Cognitive Behavior Therapy involves analyzing the patient’s thoughts that are causing the anxiety and restructuring these thoughts, thereby decreasing the anxiety. For example, if a person’s cognitions are, “What if I fail the test? That would be awful. That would mean I’m a failure,” she will likely feel anxious. But is those thoughts are modified to, “If I fail one test that is no big deal,” the emotion that follows will likely not be anxiety.

Systematic Desensitization

Systematic Desensitization involves pairing relaxation with the anxiety-provoking stimulus, which will decrease one’s arousal. This type of psychotherapy is based on the premise that a person cannot be aroused and relaxed at the same time.

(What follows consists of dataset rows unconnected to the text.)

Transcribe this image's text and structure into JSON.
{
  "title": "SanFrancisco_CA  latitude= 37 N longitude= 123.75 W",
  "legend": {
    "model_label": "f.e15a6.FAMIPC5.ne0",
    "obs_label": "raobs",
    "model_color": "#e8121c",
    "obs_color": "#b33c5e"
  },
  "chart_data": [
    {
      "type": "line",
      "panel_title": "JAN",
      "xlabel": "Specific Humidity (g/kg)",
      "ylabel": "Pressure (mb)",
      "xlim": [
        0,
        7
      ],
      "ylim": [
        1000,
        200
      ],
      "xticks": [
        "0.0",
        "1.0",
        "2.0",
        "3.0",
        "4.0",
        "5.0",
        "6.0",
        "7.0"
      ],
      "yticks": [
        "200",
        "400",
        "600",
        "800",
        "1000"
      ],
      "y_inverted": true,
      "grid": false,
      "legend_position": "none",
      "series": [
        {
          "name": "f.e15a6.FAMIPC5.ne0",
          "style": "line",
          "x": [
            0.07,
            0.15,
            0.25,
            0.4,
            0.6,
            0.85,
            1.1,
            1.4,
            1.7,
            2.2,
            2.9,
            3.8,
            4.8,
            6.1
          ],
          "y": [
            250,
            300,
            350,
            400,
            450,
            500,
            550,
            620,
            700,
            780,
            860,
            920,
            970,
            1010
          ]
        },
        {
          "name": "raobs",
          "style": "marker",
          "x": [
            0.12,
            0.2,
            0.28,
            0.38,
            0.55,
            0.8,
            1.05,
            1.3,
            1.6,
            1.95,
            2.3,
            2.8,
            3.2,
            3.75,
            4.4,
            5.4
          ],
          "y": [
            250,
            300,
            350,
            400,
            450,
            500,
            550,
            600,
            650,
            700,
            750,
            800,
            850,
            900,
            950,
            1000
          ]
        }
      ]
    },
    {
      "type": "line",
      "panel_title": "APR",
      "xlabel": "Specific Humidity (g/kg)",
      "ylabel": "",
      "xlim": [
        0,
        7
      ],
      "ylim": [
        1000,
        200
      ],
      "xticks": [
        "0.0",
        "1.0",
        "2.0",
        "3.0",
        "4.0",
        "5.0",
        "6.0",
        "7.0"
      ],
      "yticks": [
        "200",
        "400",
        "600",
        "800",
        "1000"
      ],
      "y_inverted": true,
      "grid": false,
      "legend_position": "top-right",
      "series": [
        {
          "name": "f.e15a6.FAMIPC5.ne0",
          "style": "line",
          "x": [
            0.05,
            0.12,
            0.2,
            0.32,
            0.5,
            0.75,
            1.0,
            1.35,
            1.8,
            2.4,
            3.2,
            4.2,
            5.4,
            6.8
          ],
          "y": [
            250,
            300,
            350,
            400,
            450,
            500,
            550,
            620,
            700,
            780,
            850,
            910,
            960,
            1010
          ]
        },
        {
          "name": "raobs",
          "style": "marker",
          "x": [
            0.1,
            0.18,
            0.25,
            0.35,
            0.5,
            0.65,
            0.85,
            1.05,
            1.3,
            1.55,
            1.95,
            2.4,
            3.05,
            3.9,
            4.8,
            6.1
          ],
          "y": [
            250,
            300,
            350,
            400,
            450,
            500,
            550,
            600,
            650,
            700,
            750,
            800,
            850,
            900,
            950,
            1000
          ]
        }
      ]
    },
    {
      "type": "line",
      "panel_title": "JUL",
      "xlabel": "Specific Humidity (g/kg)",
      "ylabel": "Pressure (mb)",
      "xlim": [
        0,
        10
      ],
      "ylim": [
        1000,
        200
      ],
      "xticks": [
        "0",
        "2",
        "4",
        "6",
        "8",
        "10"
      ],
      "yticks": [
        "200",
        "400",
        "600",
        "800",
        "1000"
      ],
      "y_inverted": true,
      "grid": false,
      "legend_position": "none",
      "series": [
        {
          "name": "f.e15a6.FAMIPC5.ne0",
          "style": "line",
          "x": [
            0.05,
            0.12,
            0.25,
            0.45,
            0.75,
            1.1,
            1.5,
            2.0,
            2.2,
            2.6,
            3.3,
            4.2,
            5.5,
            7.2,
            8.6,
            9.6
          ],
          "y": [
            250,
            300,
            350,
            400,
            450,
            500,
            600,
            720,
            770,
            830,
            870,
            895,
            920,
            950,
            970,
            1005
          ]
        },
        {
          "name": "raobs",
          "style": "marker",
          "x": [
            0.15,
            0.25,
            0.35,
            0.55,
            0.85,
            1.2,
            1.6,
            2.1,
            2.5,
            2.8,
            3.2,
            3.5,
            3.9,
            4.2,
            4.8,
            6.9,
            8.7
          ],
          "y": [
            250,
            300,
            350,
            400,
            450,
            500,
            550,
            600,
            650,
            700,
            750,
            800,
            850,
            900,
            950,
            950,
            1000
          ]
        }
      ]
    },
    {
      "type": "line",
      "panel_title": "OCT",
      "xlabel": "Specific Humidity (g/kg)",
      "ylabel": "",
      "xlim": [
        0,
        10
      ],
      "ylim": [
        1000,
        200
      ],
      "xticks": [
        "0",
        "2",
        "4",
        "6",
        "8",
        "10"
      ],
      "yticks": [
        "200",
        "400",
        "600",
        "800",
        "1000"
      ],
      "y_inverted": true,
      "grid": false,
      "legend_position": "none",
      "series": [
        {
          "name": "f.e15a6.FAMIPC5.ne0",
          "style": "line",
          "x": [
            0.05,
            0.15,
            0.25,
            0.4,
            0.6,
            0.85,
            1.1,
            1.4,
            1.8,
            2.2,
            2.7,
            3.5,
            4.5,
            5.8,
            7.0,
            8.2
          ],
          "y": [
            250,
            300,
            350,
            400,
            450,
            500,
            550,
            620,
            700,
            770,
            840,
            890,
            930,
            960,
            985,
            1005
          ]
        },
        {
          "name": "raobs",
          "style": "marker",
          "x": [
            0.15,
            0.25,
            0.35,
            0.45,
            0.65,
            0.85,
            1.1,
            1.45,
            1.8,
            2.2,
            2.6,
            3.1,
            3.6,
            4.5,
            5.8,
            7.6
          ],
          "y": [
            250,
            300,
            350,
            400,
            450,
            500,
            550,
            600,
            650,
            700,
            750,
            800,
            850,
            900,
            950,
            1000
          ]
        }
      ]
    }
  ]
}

Progressive Muscle Relaxation

PMR involves guiding the client through exercises aimed a relaxing body muscles one at a time. The patient is to tense a muscle and then relax that same muscle, paying particular attention to the differences between the physiological feelings between tension and relaxation.

Diaphragmatic Breathing

Breathing from one’s abdomen instead of chest has been shown to decrease arousal and provide a calming response. The therapist walks the client through the breathing exercises.